Code decided to take the plunge and leave her comfortable job at Ubisoft. She’s starting something by herself, and it’s the best move she’s made, she said.


Jason Della Rocca

Jason Della Rocca wants game developers to have courage.

Above: Jason Della Rocca wants game developers to have courage.

Image Credit: Dean Takahashi

“I’ve been fired from most of my jobs,” said Jason Della Rocca, cofounder of game accelerator Execution Labs. He always spoke his mind, and that cost him his job.

By the time he was hired as executive director at the International Game Developers Association, he had been fired from a handful of games. During his tenure there, several times a year, the board would threaten to fire him.

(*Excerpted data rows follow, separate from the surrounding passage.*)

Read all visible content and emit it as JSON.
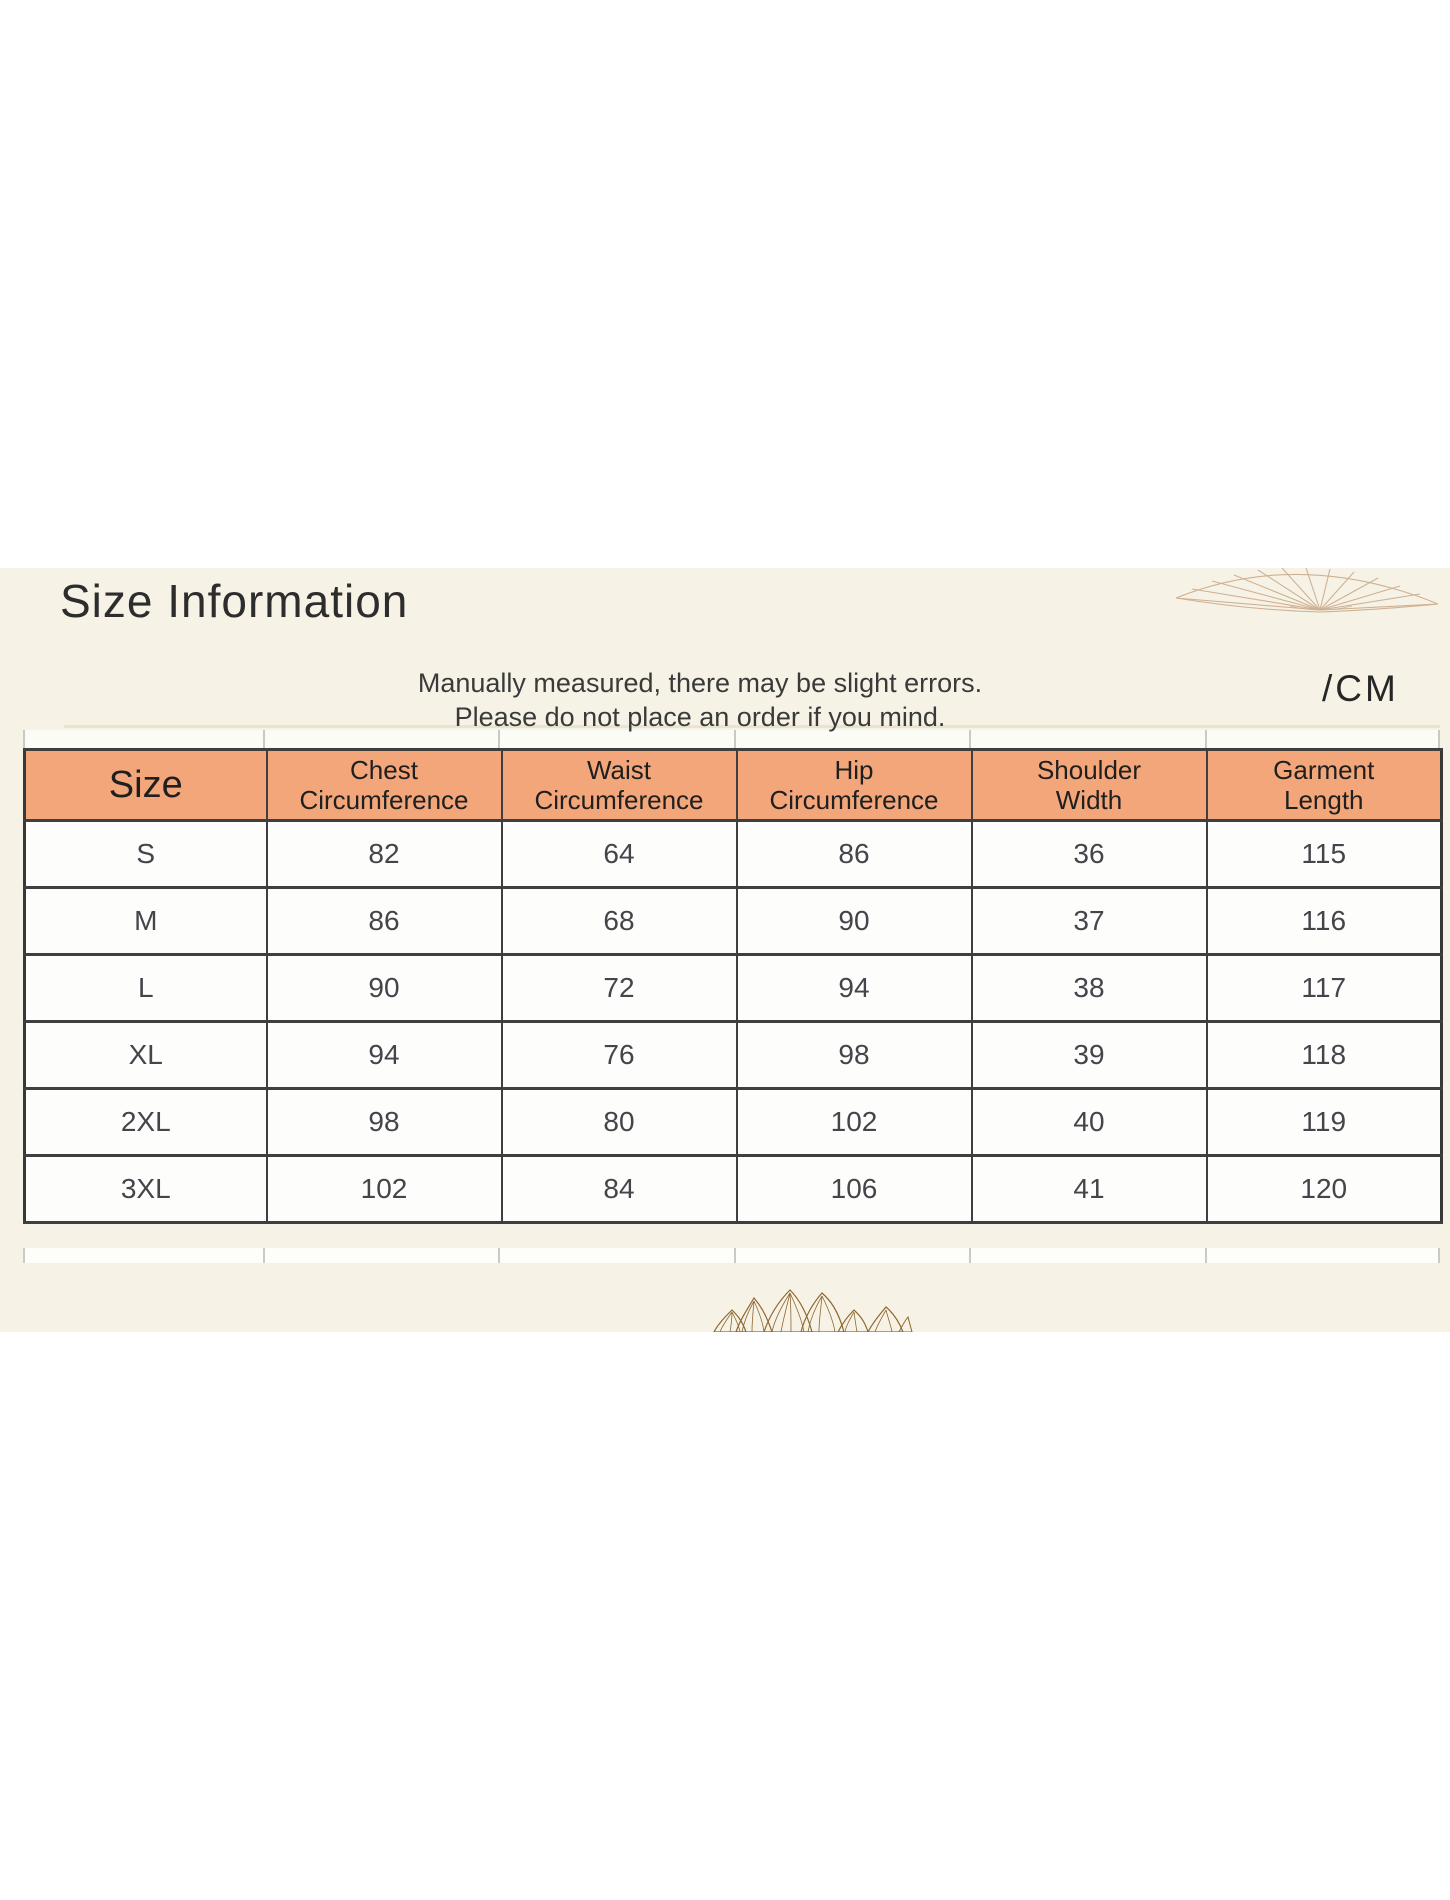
{
  "header": {
    "title": "Size Information",
    "note_line1": "Manually measured, there may be slight errors.",
    "note_line2": "Please do not place an order if you mind.",
    "unit_label": "/CM"
  },
  "size_table": {
    "columns": [
      {
        "line1": "Size",
        "line2": ""
      },
      {
        "line1": "Chest",
        "line2": "Circumference"
      },
      {
        "line1": "Waist",
        "line2": "Circumference"
      },
      {
        "line1": "Hip",
        "line2": "Circumference"
      },
      {
        "line1": "Shoulder",
        "line2": "Width"
      },
      {
        "line1": "Garment",
        "line2": "Length"
      }
    ],
    "rows": [
      {
        "size": "S",
        "values": [
          "82",
          "64",
          "86",
          "36",
          "115"
        ]
      },
      {
        "size": "M",
        "values": [
          "86",
          "68",
          "90",
          "37",
          "116"
        ]
      },
      {
        "size": "L",
        "values": [
          "90",
          "72",
          "94",
          "38",
          "117"
        ]
      },
      {
        "size": "XL",
        "values": [
          "94",
          "76",
          "98",
          "39",
          "118"
        ]
      },
      {
        "size": "2XL",
        "values": [
          "98",
          "80",
          "102",
          "40",
          "119"
        ]
      },
      {
        "size": "3XL",
        "values": [
          "102",
          "84",
          "106",
          "41",
          "120"
        ]
      }
    ]
  },
  "colors": {
    "header_bg": "#f2a679",
    "cream_bg": "#f6f3e6",
    "table_border": "#3f3f3f",
    "divider_line": "#e9e5cd",
    "decor_stroke": "#8f662e"
  },
  "icons": {
    "top_right": "lotus-leaf-fan-icon",
    "bottom": "lotus-flower-icon"
  }
}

He got sent to manners training once, and was told to read How to Win Friends and Influence People. But the board couldn’t instill any fear in him, since Della Rocca felt like he was Neo in The Matrix, able to dodge bullets coming at him. He made the decisions that he needed to, and he took risks. After nine years, he stepped down.

He went on to consulting. But that didn’t work for him since he got fired from most of those jobs.

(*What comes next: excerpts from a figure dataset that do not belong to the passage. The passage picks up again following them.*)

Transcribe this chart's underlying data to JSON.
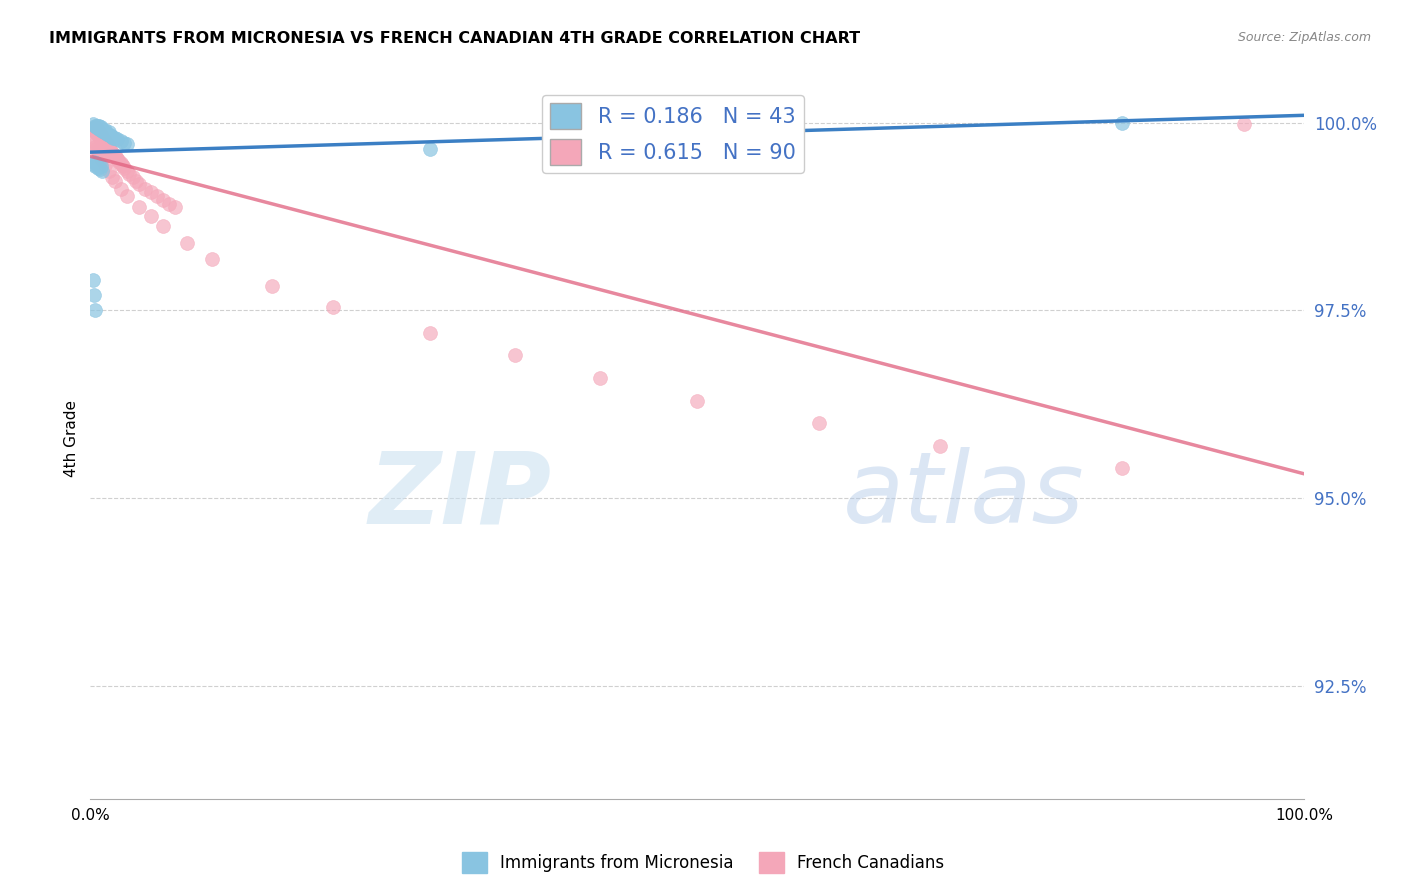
{
  "title": "IMMIGRANTS FROM MICRONESIA VS FRENCH CANADIAN 4TH GRADE CORRELATION CHART",
  "source": "Source: ZipAtlas.com",
  "ylabel": "4th Grade",
  "xlim": [
    0.0,
    1.0
  ],
  "ylim": [
    0.91,
    1.006
  ],
  "yticks": [
    0.925,
    0.95,
    0.975,
    1.0
  ],
  "ytick_labels": [
    "92.5%",
    "95.0%",
    "97.5%",
    "100.0%"
  ],
  "xticks": [
    0.0,
    0.2,
    0.4,
    0.6,
    0.8,
    1.0
  ],
  "xtick_labels": [
    "0.0%",
    "",
    "",
    "",
    "",
    "100.0%"
  ],
  "blue_color": "#89c4e1",
  "pink_color": "#f4a7b9",
  "blue_line_color": "#3b7fc4",
  "pink_line_color": "#e0607e",
  "R_blue": 0.186,
  "N_blue": 43,
  "R_pink": 0.615,
  "N_pink": 90,
  "legend_label_blue": "Immigrants from Micronesia",
  "legend_label_pink": "French Canadians",
  "watermark_zip": "ZIP",
  "watermark_atlas": "atlas",
  "blue_x": [
    0.002,
    0.004,
    0.005,
    0.005,
    0.006,
    0.006,
    0.007,
    0.007,
    0.008,
    0.009,
    0.009,
    0.01,
    0.01,
    0.011,
    0.012,
    0.012,
    0.013,
    0.014,
    0.015,
    0.015,
    0.016,
    0.017,
    0.018,
    0.019,
    0.02,
    0.022,
    0.025,
    0.028,
    0.03,
    0.002,
    0.003,
    0.004,
    0.005,
    0.006,
    0.007,
    0.008,
    0.009,
    0.01,
    0.002,
    0.003,
    0.004,
    0.85,
    0.28
  ],
  "blue_y": [
    0.9998,
    0.9995,
    0.9996,
    0.9994,
    0.9993,
    0.9996,
    0.9992,
    0.9995,
    0.9991,
    0.999,
    0.9994,
    0.9989,
    0.9992,
    0.9988,
    0.9987,
    0.999,
    0.9986,
    0.9985,
    0.9984,
    0.9988,
    0.9983,
    0.9982,
    0.9981,
    0.998,
    0.9979,
    0.9978,
    0.9975,
    0.9973,
    0.9972,
    0.9945,
    0.9948,
    0.9942,
    0.9946,
    0.994,
    0.9944,
    0.9938,
    0.9942,
    0.9936,
    0.979,
    0.977,
    0.975,
    0.9999,
    0.9965
  ],
  "pink_x": [
    0.002,
    0.002,
    0.003,
    0.003,
    0.004,
    0.004,
    0.004,
    0.005,
    0.005,
    0.005,
    0.005,
    0.006,
    0.006,
    0.006,
    0.007,
    0.007,
    0.007,
    0.008,
    0.008,
    0.008,
    0.009,
    0.009,
    0.01,
    0.01,
    0.01,
    0.011,
    0.011,
    0.012,
    0.012,
    0.013,
    0.013,
    0.014,
    0.014,
    0.015,
    0.015,
    0.016,
    0.017,
    0.018,
    0.019,
    0.02,
    0.021,
    0.022,
    0.023,
    0.024,
    0.025,
    0.026,
    0.027,
    0.028,
    0.03,
    0.032,
    0.035,
    0.038,
    0.04,
    0.045,
    0.05,
    0.055,
    0.06,
    0.065,
    0.07,
    0.002,
    0.003,
    0.004,
    0.005,
    0.006,
    0.007,
    0.008,
    0.009,
    0.01,
    0.012,
    0.015,
    0.018,
    0.02,
    0.025,
    0.03,
    0.04,
    0.05,
    0.06,
    0.08,
    0.1,
    0.15,
    0.2,
    0.28,
    0.35,
    0.42,
    0.5,
    0.6,
    0.7,
    0.85,
    0.95
  ],
  "pink_y": [
    0.999,
    0.9993,
    0.999,
    0.9992,
    0.9988,
    0.9991,
    0.9993,
    0.9986,
    0.9989,
    0.9992,
    0.9994,
    0.9984,
    0.9987,
    0.999,
    0.9982,
    0.9985,
    0.9988,
    0.998,
    0.9983,
    0.9986,
    0.9978,
    0.9981,
    0.9976,
    0.9979,
    0.9982,
    0.9974,
    0.9977,
    0.9972,
    0.9975,
    0.997,
    0.9973,
    0.9968,
    0.9971,
    0.9966,
    0.9969,
    0.9964,
    0.9962,
    0.996,
    0.9958,
    0.9956,
    0.9954,
    0.9952,
    0.995,
    0.9948,
    0.9946,
    0.9944,
    0.9942,
    0.994,
    0.9936,
    0.9932,
    0.9927,
    0.9922,
    0.9918,
    0.9912,
    0.9907,
    0.9902,
    0.9897,
    0.9892,
    0.9887,
    0.9975,
    0.9972,
    0.9968,
    0.9965,
    0.9962,
    0.9959,
    0.9956,
    0.9953,
    0.995,
    0.9944,
    0.9936,
    0.9928,
    0.9922,
    0.9912,
    0.9902,
    0.9888,
    0.9875,
    0.9862,
    0.984,
    0.9818,
    0.9782,
    0.9755,
    0.972,
    0.969,
    0.966,
    0.963,
    0.96,
    0.957,
    0.954,
    0.9998
  ]
}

“Most people didn’t want to hear what I said,” he said.

He cofounded Execution Labs, an accelerator for game startups. He pitched it to VCs. The first one he met said, “That is shit. Why should I care about that?” Della Rocca said it didn’t faze him. The VC eventually invested.

“Having a certain resilience to deal with to criticism. A resistance to failure. This is one of the things we look for in startups,” he said. “We give them tough love. This is a fraction of the criticism they will encounter in the real world.”

He added, “The moment of clarity is this. Once you have seen The Matrix, those powers don’t affect you anymore. You have a sense of fearlessness. The challenge is if I tell you these incoming bullets won’t affect you, that’s not quite right. You need to experience it. You need to get shot and stand back up. It’s question of having the courage and standing there and realizing that you are bulletproof.”


Richard Rouse III

Richard Rouse III has worked on games such as Sunset Overdrive and The Suffering.

Above: Richard Rouse III has worked on games such as Sunset Overdrive and The Suffering.

Image Credit: Dean Takahashi

Richard Rouse III has been making games for a long time. His projects have included Sunset Overdrive, State of Decay, Quantum Break, and The Suffering. He has worked at Microsoft, Ubisoft Montreal, Midway, and Surreal Software. Now he works on indie games. He sees eye-to-eye with Spector on putting the player in control of the story. He felt that way ever since he saw a scene in the sci-fi film Farenheit 451, which showed a futuristic interactive TV. He wanted to create games that changed based on how you played them.

He contemplated the recent Back to the Future day, when people lamented that the predictions (like flying cars) of the futuristic film had not come true. Those dynamic narratives, like the Butterfly effect story in Until Dawn, are rare.

“Where are all of the interactive narrative games?” Rouse asked. “They are few and far between. We have a lot of games that are linear narratives (like films). We have a lot of open worlds with a ton of player choice but still very fixed narratives within them. I love those games. They should exist. But should they be the vast majority of games? If back in 1985, 30 years ago if you told me most of the video games now would be linear stories, I would have thought you were insane.”

He noted that an interactive story in a game doesn’t have to be perfect. An analogy is in pottery. Two sets of students were told to make pots. One was told to make the perfect pot. The other was told to make lots of pots. The one that came out with the best pot? The second group.

“We need to make a lot of different valiant attempts at interactive narrative,” Rouse said.